Congestion pricing lawsuits are threatening billions of dollars in construction work to modernize the transit system, the MTA says.Metropolitan Transportation Authority / Leonard Wiggins

“It is in the hands of the judges who are looking at whether, as I said, the feds gave us an A+ for our environmental review,” said Lieber. “Is the court system gonna second guess that.”

First approved by the State Legislature in 2019, officials originally predicted the program would be up and running by 2021 but faced lengthy bureaucratic delays during the Trump administration. When Joe Biden ascended to the presidency, the Transportation Department allowed the MTA to conduct an environmental assessment, an abbreviated version of a full environmental impact statement.

The MTA contends its review was robust, a 4,000-page behemoth studying the impact of the toll on “every intersection from here to Philadelphia.” New Jersey has contended it was a rushed flim-flam job that didn’t account for outsized traffic impact on Garden State “environmental justice communities.”

Should a judge rule against the MTA, they could either require the agency to perform a new environmental assessment or force it to undertake a lengthier environmental impact statement.

Plaintiffs have also raised arguments about whether the program violates the U.S. Constitution, which could lead to the whole program being overturned. New Jersey has raised arguments based on the interstate commerce clause, though they aren’t currently being considered in court, while Rockland County has said the toll violates the Eighth Amendment prohibition on excessive fines and the Fourteenth Amendment’s equal protection clause.

Because the MTA’s current $51 billion capital plan depends in large part on money from congestion pricing, and funding is now uncertain due to the various lawsuits, the MTA has been unable to award more than $9 billion in construction contracts it previously expected to issue this year.

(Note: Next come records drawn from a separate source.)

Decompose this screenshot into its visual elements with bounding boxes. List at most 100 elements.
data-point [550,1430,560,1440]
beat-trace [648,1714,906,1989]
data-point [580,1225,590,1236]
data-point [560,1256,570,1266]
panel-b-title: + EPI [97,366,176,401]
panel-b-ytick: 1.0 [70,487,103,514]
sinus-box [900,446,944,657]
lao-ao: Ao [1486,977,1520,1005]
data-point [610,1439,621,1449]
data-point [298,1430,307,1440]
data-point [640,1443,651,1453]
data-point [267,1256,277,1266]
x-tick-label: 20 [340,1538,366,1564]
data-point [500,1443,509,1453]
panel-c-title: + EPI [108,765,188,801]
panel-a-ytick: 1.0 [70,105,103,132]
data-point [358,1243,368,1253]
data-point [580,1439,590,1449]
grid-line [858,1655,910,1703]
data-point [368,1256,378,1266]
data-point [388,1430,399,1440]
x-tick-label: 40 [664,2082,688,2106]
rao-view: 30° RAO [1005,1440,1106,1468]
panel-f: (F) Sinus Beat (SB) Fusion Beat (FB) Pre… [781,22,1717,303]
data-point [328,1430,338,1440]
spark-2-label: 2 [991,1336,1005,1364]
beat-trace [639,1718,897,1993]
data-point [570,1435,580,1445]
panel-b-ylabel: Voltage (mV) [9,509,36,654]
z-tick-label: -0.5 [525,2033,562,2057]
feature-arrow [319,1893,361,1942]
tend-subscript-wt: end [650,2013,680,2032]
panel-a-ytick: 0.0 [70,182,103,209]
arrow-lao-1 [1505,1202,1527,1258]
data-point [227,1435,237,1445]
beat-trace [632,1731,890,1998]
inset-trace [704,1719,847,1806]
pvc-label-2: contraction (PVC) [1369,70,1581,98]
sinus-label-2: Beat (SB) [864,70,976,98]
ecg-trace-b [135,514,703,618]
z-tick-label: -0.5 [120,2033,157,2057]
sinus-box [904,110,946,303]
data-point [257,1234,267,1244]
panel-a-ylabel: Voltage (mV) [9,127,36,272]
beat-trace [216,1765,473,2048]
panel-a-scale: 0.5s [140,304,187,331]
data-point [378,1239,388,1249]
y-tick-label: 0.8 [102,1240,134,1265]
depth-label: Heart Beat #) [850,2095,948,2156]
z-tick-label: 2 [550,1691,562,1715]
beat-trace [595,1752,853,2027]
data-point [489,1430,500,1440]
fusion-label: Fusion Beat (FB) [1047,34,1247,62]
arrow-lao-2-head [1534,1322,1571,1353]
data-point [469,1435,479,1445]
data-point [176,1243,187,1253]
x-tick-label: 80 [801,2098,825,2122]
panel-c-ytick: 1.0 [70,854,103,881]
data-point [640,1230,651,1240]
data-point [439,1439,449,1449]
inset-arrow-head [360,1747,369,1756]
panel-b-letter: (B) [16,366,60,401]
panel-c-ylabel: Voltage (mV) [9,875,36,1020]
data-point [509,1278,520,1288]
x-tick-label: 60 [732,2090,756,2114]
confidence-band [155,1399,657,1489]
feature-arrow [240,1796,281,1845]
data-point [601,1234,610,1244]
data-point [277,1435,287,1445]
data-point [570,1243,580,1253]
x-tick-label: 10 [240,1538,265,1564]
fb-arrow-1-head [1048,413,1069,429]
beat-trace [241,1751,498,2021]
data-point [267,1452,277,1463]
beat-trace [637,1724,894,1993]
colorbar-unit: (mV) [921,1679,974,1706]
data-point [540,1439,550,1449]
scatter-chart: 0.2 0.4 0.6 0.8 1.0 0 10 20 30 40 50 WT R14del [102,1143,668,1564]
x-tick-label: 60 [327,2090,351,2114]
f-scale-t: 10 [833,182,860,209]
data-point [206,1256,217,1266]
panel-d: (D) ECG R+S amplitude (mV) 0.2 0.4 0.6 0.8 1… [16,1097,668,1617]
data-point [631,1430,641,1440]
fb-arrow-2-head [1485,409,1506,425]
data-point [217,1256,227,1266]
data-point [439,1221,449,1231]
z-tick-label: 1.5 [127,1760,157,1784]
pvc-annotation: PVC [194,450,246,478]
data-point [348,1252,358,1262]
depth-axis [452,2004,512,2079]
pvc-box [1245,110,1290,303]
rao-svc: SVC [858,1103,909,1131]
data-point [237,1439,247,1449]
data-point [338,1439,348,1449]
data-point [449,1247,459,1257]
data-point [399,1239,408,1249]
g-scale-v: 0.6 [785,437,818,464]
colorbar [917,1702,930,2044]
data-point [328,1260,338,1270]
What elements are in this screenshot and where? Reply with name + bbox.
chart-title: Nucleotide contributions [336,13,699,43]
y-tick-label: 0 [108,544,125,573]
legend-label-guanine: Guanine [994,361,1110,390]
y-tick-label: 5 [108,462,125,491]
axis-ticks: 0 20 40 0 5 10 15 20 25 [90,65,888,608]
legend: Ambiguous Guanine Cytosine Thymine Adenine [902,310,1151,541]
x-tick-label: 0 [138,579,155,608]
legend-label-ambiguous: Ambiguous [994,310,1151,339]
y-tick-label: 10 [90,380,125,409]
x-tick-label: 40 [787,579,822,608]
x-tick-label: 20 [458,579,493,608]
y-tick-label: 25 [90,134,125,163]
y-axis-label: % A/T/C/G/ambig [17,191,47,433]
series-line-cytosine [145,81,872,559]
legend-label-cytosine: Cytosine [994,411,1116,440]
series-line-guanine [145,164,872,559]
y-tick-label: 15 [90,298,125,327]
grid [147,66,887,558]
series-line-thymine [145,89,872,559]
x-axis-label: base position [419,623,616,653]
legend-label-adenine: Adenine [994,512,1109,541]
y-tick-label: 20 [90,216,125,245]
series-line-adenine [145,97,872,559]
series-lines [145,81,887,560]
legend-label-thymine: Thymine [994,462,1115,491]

Those include re-signaling the A/C Fulton Line in Brooklyn and B/D/F/M 6th Avenue Line in Manhattan with modern communications-based train control (CBTC), accessibility work at 18 stations including busy Lexington Avenue-59th Street and Hoyt-Schermerhorn Streets, tunneling and station work for the Second Avenue Subway, and buying more modern R211 subway cars and electric buses.

The congestion toll will charge $15 to most motorists entering Manhattan below 60th Street in peak hours, with a 75% discount overnight. Trucks will pay a larger toll, while cabs and for-hire vehicles will have a surcharge added to fares. The MTA has completed the installation of automated tolling gantries at the central business district’s various ports of entry.